# Gnex > S3



## SPjetrovic (Aug 16, 2011)

Hello currently have a Gex running custom ROM 4.2.2. My cuz is offering me the S3 for very little $$$.

I have a few questions maybe some friendly S3 owners care to answer?
How is the (radio's) reception?
how is the (speaker) audio ?
How is battery life ? 
Thanks for any feed back 

Sent from my Galaxy Nexus using Xparent Green Tapatalk 2


----------



## Doobihowser (Jul 1, 2011)

I went from a gnex to a gs3. In my opinion all are better on the gs3. The battery life is the most significant improvement. No extended battery here and I can go all day without a charger.

Sent from my SCH-I535 using RootzWiki


----------



## SPjetrovic (Aug 16, 2011)

Are you on a TW stock, custom, or aosp rom? What's a recommended daily driver?

Sent from my Galaxy Nexus using Xparent Green Tapatalk 2


----------



## bouchigo (Jun 9, 2011)

SPjetrovic said:


> Are you on a TW stock, custom, or aosp rom? What's a recommended daily driver?
> 
> Sent from my Galaxy Nexus using Xparent Green Tapatalk 2


I went from the Gnex to the S3 too, and I don't reget it one bit. The S3 is just simply a better phone no doubt about it.

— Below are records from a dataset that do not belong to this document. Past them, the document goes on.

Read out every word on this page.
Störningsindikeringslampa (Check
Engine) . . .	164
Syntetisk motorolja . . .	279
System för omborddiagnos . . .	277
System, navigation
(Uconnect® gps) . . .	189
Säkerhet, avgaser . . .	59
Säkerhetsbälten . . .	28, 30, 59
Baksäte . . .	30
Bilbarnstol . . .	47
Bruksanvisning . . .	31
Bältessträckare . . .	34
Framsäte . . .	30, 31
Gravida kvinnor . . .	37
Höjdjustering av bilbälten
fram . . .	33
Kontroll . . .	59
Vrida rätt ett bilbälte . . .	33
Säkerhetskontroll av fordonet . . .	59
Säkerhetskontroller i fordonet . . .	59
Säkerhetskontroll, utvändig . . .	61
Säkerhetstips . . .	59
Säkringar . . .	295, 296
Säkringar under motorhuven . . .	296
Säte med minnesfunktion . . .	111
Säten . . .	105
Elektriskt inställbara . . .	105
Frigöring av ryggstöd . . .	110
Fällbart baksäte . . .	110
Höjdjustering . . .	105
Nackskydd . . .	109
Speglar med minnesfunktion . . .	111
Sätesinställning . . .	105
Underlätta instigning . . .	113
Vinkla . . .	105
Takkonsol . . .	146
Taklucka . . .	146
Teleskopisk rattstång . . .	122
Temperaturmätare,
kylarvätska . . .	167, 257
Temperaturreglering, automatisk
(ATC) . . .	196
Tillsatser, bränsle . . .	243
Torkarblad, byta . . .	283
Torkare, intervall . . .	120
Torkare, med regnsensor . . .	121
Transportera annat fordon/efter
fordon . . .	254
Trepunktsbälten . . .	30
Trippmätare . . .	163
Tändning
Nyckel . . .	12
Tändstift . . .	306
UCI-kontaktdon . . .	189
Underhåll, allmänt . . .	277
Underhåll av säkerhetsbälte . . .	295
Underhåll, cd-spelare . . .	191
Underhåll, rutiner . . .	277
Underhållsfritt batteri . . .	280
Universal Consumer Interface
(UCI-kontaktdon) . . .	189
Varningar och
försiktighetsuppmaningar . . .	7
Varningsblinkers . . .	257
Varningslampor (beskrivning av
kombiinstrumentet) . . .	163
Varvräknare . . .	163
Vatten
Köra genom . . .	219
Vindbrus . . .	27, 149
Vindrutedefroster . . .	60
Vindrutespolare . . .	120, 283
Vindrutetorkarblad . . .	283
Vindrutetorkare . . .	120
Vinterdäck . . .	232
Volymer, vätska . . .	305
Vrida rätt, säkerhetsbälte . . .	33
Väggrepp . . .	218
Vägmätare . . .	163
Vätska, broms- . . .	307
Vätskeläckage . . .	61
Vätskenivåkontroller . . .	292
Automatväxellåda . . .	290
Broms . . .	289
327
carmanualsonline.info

I'm running LiquidSmooth 2.5 official with ktoonsez's latest kernel. I have no issues at all.


----------



## WhataSpaz (Feb 20, 2012)

How is the (radio's) reception?
_Depending on carrier, but mine is amazing on AT&T._

how is the (speaker) audio?
_Meh, 6-7/10 now that I've heard the One's speakers, but better than the Galaxy Nexus._
How is battery life?
_Task's AOKP and iX kernel, I can usually get through an 8am-11pm day and then put it on a charger. Barely need a second battery anymore._


----------



## terryrook (Jun 10, 2011)

I too came from a gnex. The only thing I miss is sorcery rom. That's it.

Sent from my SCH-I535 using RootzWiki


----------



## APeaceOfStrange (Jul 24, 2011)

I was really hesitant to leave a nexus for an s3 and I have no regrets. With a 64 gb sdcard and 3000 mah oem battery, I have little desire to upgrade.

Sent from my SCH-I535 using Tapatalk 4 Beta


----------



## SPjetrovic (Aug 16, 2011)

I'm also going to miss ( collectors edition ) sourcery! 
On a side note do any of.the TW kernels have color/brightness adjustment?
sent from my GSlll


----------



## SPjetrovic (Aug 16, 2011)

Neep a little help with a few things.
Im running the latest stock
4.1.2 (JZO54k) with
baseband version I535VRBMF1
can anyone tell me if there is a mod for wifi tethering ? Thanks

Sent from my SCH-I535 using Xparent Green Tapatalk 2


----------



## coldconfession13 (Jun 15, 2011)

Went from gnex to s3 also and glad I did . gnex just has terrible battery life

Sent from my SCH-I535 using Tapatalk 4 Beta


----------



## hesh.monster (Aug 2, 2011)

On TW Roms I just use WiFi tether from the play store (the one by treve)

Most if not all AOSP based offerings have it built in.

Sent from my SCH-I535 using RootzWiki


----------



## SPjetrovic (Aug 16, 2011)

If on unlimited data plan will vzw see the tethering data and apply a charge?

Sent from my SCH-I535 using Xparent Green Tapatalk 2


----------